Эта структура герменевтического опыта, столь реши^ тельно противоречащая научной идее метода, основывается в свою очередь на подробно изложенном нами характере свершения, свойственном языку. Дело не только в том, что словоупотребление и развитие языковых средств представляет собою такой процесс, которому не противостоит отдельное сознание с его знанием и способностью к выбору,— поскольку в буквальном смысле правильнее было бы сказать, что не мы говорим на языке, но язык «говорит на нас» (так что, к примеру, по словоупотреблению, свойственному какому-либо тексту, можно точнее судить о времени его возникновения, чем о его авторе),— еще важнее здесь то, на что мы постоянно указываем, а именно что язык не в качестве языка, не в качестве грамматики или лексики, но в качестве обретения-языка тем, что сказано в предании, образует собственно герменевтическое

свершение, которое есть одновременно истолкование и усвоение. Лишь теперь, следовательно, поистине пришло время сказать, что это свершение не есть наше действие, но деяние самого дела.
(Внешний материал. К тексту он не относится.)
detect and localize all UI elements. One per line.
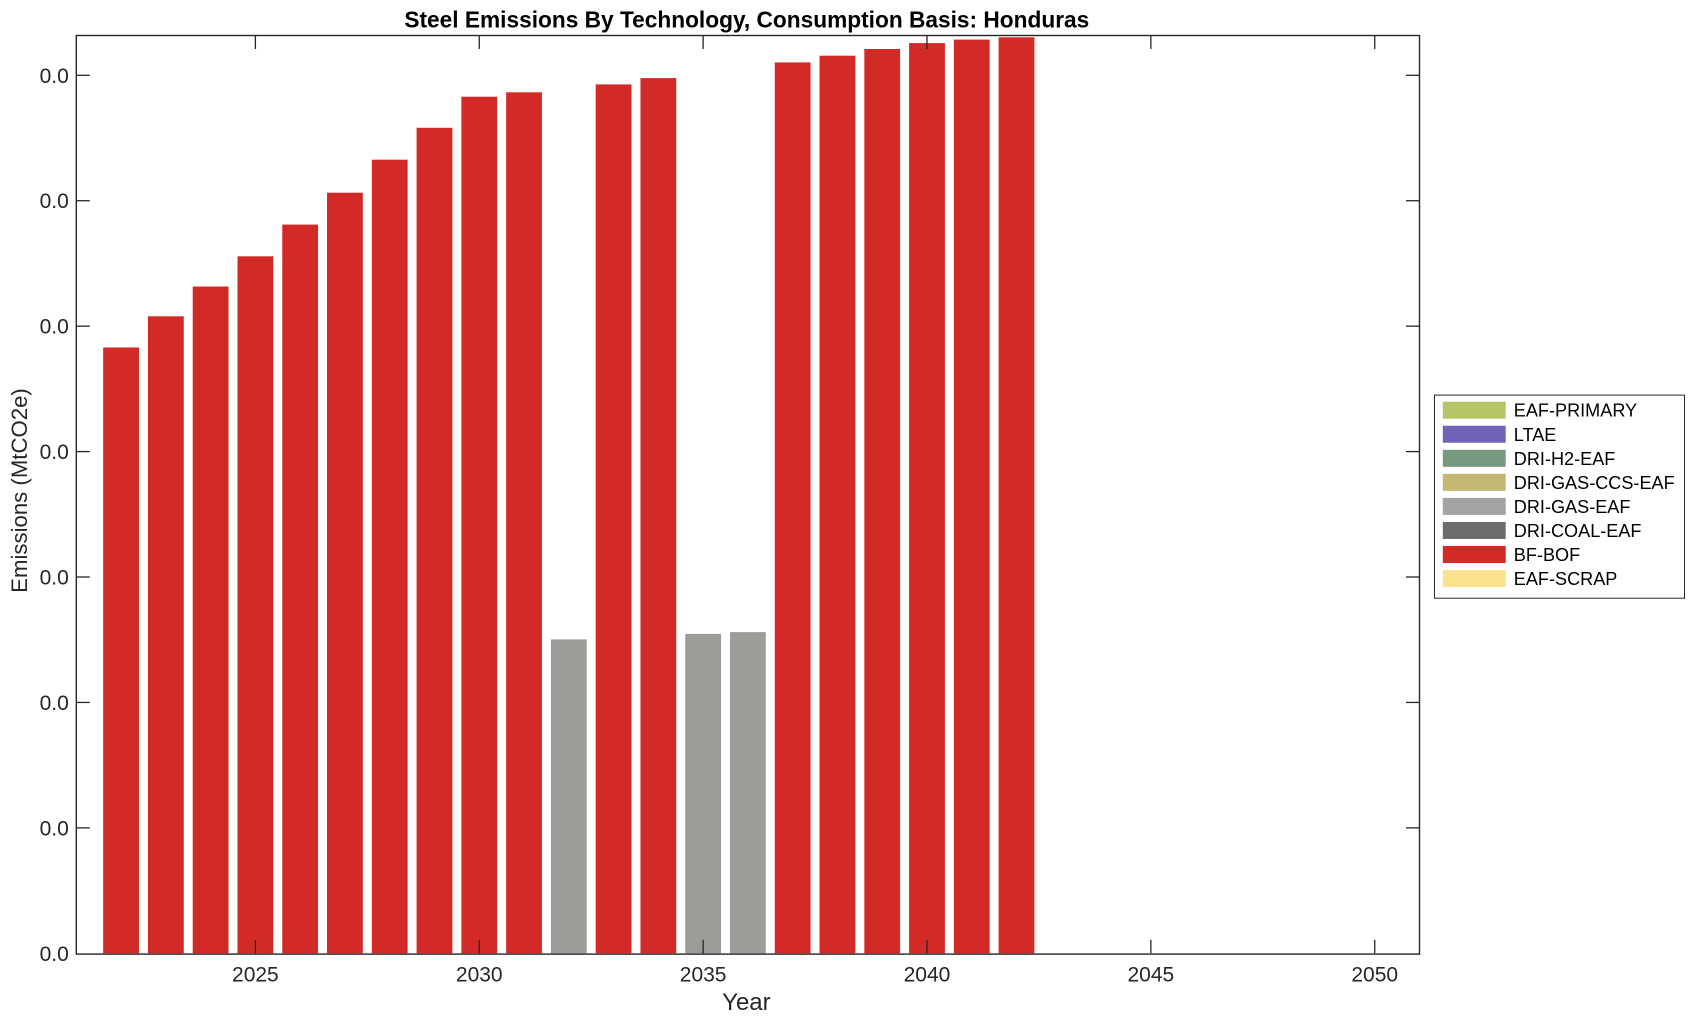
svg-text:Steel Emissions By Technology,: Steel Emissions By Technology, Consumpti… <box>404 6 1089 32</box>
svg-text:EAF-PRIMARY: EAF-PRIMARY <box>1514 401 1637 421</box>
svg-text:DRI-GAS-CCS-EAF: DRI-GAS-CCS-EAF <box>1514 473 1675 493</box>
svg-text:0.0: 0.0 <box>40 65 69 88</box>
svg-text:Emissions (MtCO2e): Emissions (MtCO2e) <box>7 388 32 593</box>
svg-text:2050: 2050 <box>1351 964 1398 987</box>
svg-text:DRI-COAL-EAF: DRI-COAL-EAF <box>1514 521 1642 541</box>
svg-text:Year: Year <box>722 989 771 1016</box>
svg-text:LTAE: LTAE <box>1514 425 1557 445</box>
svg-text:0.0: 0.0 <box>40 567 69 590</box>
svg-text:2030: 2030 <box>456 964 503 987</box>
svg-text:0.0: 0.0 <box>40 817 69 840</box>
svg-text:0.0: 0.0 <box>40 316 69 339</box>
svg-text:0.0: 0.0 <box>40 943 69 966</box>
svg-text:0.0: 0.0 <box>40 441 69 464</box>
svg-text:EAF-SCRAP: EAF-SCRAP <box>1514 569 1618 589</box>
svg-text:2025: 2025 <box>232 964 279 987</box>
svg-text:DRI-H2-EAF: DRI-H2-EAF <box>1514 449 1616 469</box>
svg-text:0.0: 0.0 <box>40 692 69 715</box>
svg-text:2045: 2045 <box>1128 964 1175 987</box>
svg-text:2040: 2040 <box>904 964 951 987</box>
svg-text:2035: 2035 <box>680 964 727 987</box>
svg-text:0.0: 0.0 <box>40 190 69 213</box>
svg-text:DRI-GAS-EAF: DRI-GAS-EAF <box>1514 497 1631 517</box>
svg-text:BF-BOF: BF-BOF <box>1514 545 1580 565</box>
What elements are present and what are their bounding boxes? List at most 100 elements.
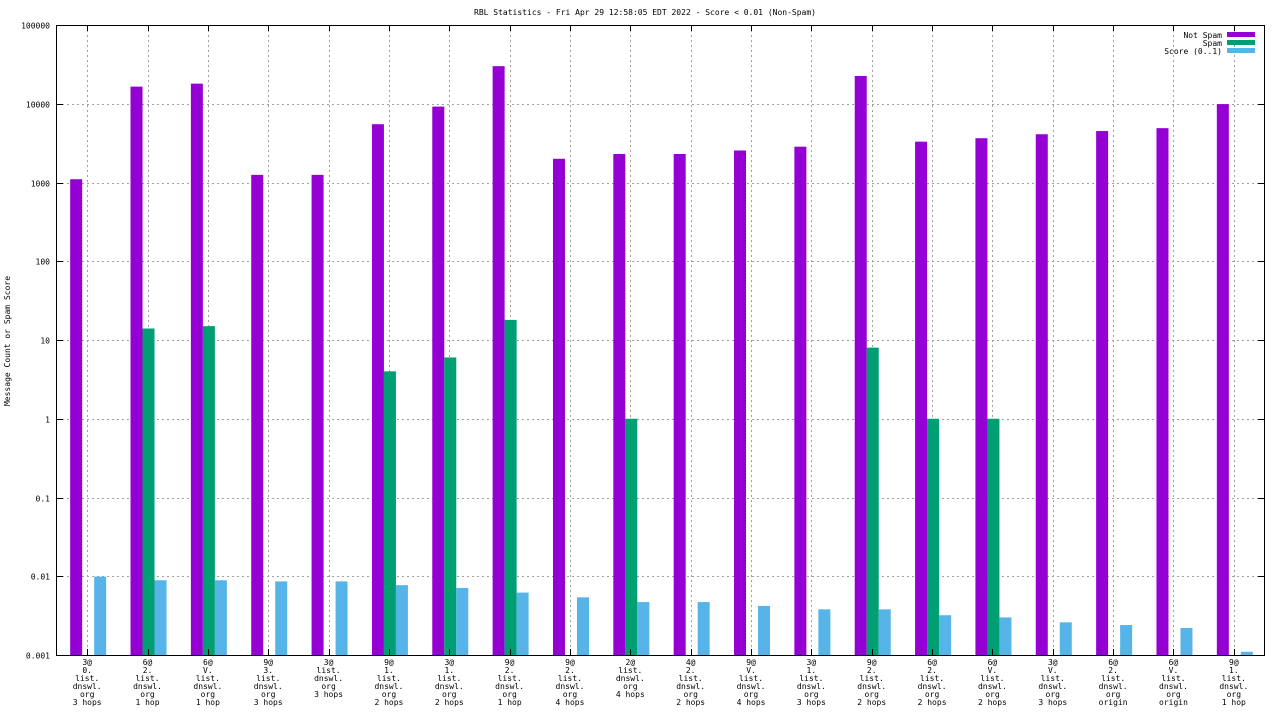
y-tick-label: 0.01 bbox=[31, 573, 50, 582]
x-tick-label: 3@ list. dnswl. org 3 hops bbox=[314, 658, 343, 699]
x-tick-label-line: 2. bbox=[1108, 666, 1118, 675]
legend-label: Spam bbox=[1203, 39, 1222, 48]
x-tick-label-line: org bbox=[1046, 690, 1061, 699]
x-tick-label-line: org bbox=[261, 690, 276, 699]
x-tick-label-line: 9@ bbox=[505, 658, 515, 667]
x-tick-label-line: dnswl. bbox=[918, 682, 947, 691]
bar-score-0-1 bbox=[214, 580, 227, 655]
x-tick-label: 3@ 1. list. dnswl. org 3 hops bbox=[797, 658, 826, 707]
bar-spam bbox=[625, 418, 638, 655]
x-tick-label-line: 1. bbox=[384, 666, 394, 675]
x-tick-label-line: dnswl. bbox=[495, 682, 524, 691]
x-tick-label-line: 2. bbox=[143, 666, 153, 675]
y-tick-label: 1000 bbox=[31, 180, 50, 189]
x-tick-label: 9@ 1. list. dnswl. org 2 hops bbox=[374, 658, 403, 707]
bar-score-0-1 bbox=[637, 602, 650, 655]
x-tick-label-line: 3@ bbox=[807, 658, 817, 667]
y-tick-label: 10 bbox=[40, 337, 50, 346]
x-tick-label-line: org bbox=[985, 690, 1000, 699]
bar-not-spam bbox=[673, 154, 686, 656]
bar-score-0-1 bbox=[275, 581, 288, 655]
x-tick-label-line: 2 hops bbox=[676, 698, 705, 707]
x-tick-label-line: 6@ bbox=[1108, 658, 1118, 667]
bar-not-spam bbox=[613, 154, 626, 656]
x-tick-label-line: org bbox=[683, 690, 698, 699]
x-tick-label-line: list. bbox=[1161, 674, 1185, 683]
grid-layer bbox=[57, 25, 1264, 655]
x-tick-label-line: list. bbox=[558, 674, 582, 683]
x-tick-label-line: org bbox=[623, 682, 638, 691]
x-tick-label-line: 6@ bbox=[203, 658, 213, 667]
x-tick-label-line: dnswl. bbox=[133, 682, 162, 691]
bar-score-0-1 bbox=[818, 609, 831, 655]
x-tick-label-line: dnswl. bbox=[1038, 682, 1067, 691]
x-tick-label-line: org bbox=[140, 690, 155, 699]
x-tick-label: 3@ V. list. dnswl. org 3 hops bbox=[1038, 658, 1067, 707]
x-tick-label-line: org bbox=[925, 690, 940, 699]
x-tick-label-line: dnswl. bbox=[254, 682, 283, 691]
bars-layer bbox=[70, 66, 1253, 656]
bar-not-spam bbox=[975, 138, 988, 656]
y-tick-label: 10000 bbox=[26, 101, 50, 110]
x-tick-label-line: 1 hop bbox=[196, 698, 220, 707]
x-tick-label-line: 2. bbox=[867, 666, 877, 675]
x-tick-label-line: 1. bbox=[807, 666, 817, 675]
bar-score-0-1 bbox=[1059, 622, 1072, 655]
legend-swatch bbox=[1227, 32, 1255, 37]
x-tick-label-line: 3@ bbox=[1048, 658, 1058, 667]
x-tick-label-line: 2 hops bbox=[374, 698, 403, 707]
x-tick-label-line: 2 hops bbox=[435, 698, 464, 707]
x-tick-label-line: list. bbox=[679, 674, 703, 683]
x-tick-label-line: org bbox=[563, 690, 578, 699]
bar-not-spam bbox=[1216, 104, 1229, 655]
bar-not-spam bbox=[432, 106, 445, 656]
x-tick-label: 9@ 2. list. dnswl. org 1 hop bbox=[495, 658, 524, 707]
x-tick-label-line: list. bbox=[1222, 674, 1246, 683]
x-tick-label-line: org bbox=[804, 690, 819, 699]
bar-not-spam bbox=[251, 174, 264, 655]
x-tick-label-line: list. bbox=[317, 666, 341, 675]
x-tick-label-line: origin bbox=[1159, 698, 1188, 707]
x-tick-label: 9@ 3. list. dnswl. org 3 hops bbox=[254, 658, 283, 707]
x-tick-label-line: list. bbox=[256, 674, 280, 683]
bar-spam bbox=[504, 319, 517, 655]
bar-score-0-1 bbox=[335, 581, 348, 655]
x-tick-label: 6@ V. list. dnswl. org 2 hops bbox=[978, 658, 1007, 707]
legend-swatch bbox=[1227, 48, 1255, 53]
x-tick-label-line: dnswl. bbox=[1159, 682, 1188, 691]
y-tick-label: 0.001 bbox=[26, 652, 50, 661]
x-tick-label: 4@ 2. list. dnswl. org 2 hops bbox=[676, 658, 705, 707]
x-tick-label-line: dnswl. bbox=[73, 682, 102, 691]
y-tick-label: 0.1 bbox=[36, 495, 51, 504]
bar-score-0-1 bbox=[154, 580, 167, 655]
x-tick-label-line: dnswl. bbox=[193, 682, 222, 691]
x-tick-label-line: dnswl. bbox=[374, 682, 403, 691]
bar-score-0-1 bbox=[939, 615, 952, 655]
x-tick-label-line: dnswl. bbox=[737, 682, 766, 691]
x-tick-label-line: 3 hops bbox=[254, 698, 283, 707]
x-tick-label-line: 2 hops bbox=[978, 698, 1007, 707]
x-tick-label-line: 9@ bbox=[384, 658, 394, 667]
bar-not-spam bbox=[190, 83, 203, 656]
bar-spam bbox=[202, 326, 215, 655]
bar-spam bbox=[987, 418, 1000, 655]
x-tick-label-line: list. bbox=[799, 674, 823, 683]
x-tick-label-line: 1 hop bbox=[1222, 698, 1246, 707]
bar-score-0-1 bbox=[758, 605, 771, 655]
x-tick-label: 9@ 1. list. dnswl. org 1 hop bbox=[1219, 658, 1248, 707]
bar-score-0-1 bbox=[1120, 625, 1133, 655]
x-tick-label-line: org bbox=[382, 690, 397, 699]
x-tick-label-line: dnswl. bbox=[314, 674, 343, 683]
x-tick-label: 9@ 2. list. dnswl. org 4 hops bbox=[556, 658, 585, 707]
x-tick-label-line: 3 hops bbox=[797, 698, 826, 707]
bar-not-spam bbox=[1096, 131, 1109, 655]
x-tick-label-line: list. bbox=[920, 674, 944, 683]
x-tick-label-line: list. bbox=[1041, 674, 1065, 683]
x-tick-label-line: list. bbox=[377, 674, 401, 683]
x-tick-label-line: 2 hops bbox=[857, 698, 886, 707]
x-tick-label-line: V. bbox=[746, 666, 756, 675]
x-tick-label-line: V. bbox=[988, 666, 998, 675]
bar-not-spam bbox=[311, 174, 324, 655]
Тем самым подтверждается уже предуказанная нами близость нашей постановки вопроса к Гегелю и античности. Исходной точкой для наших исследований была неудовлетворенность современным понятием метода. Однако свое значительнейшее философское оправдание эта неудовлетворенность получила в гегелевской сознательной апелляции к греческому понятию метода. В понятии внешней рефлексии он подверг критике идею такого метода, который применяется к делу как некое чуждое ему действие. Истинный метод есть деяние самого дела 26. Это утверждение, естественно, не означает, что философское познание не является также неким деянием и, больше того, не требует напряжения, «напряжения понятия». Но это деяние, это напряжение состоят в том, чтобы не вторгаться в имманентную необходимость мысли со своими собственными домыслами, произвольно хватаясь за то или иное, уже готовое представление. Дело идет своим ходом, и оно, разумеется, не может идти дальше, если мы не мыслим, однако мыслить — значит как раз развернуть дело в его собственной последовательности. Для этого нужно освободиться от представлений, «которые сами собой навязываются», и не отступать от последовательности мысли. Со времен греков мы зовем это диалектикой.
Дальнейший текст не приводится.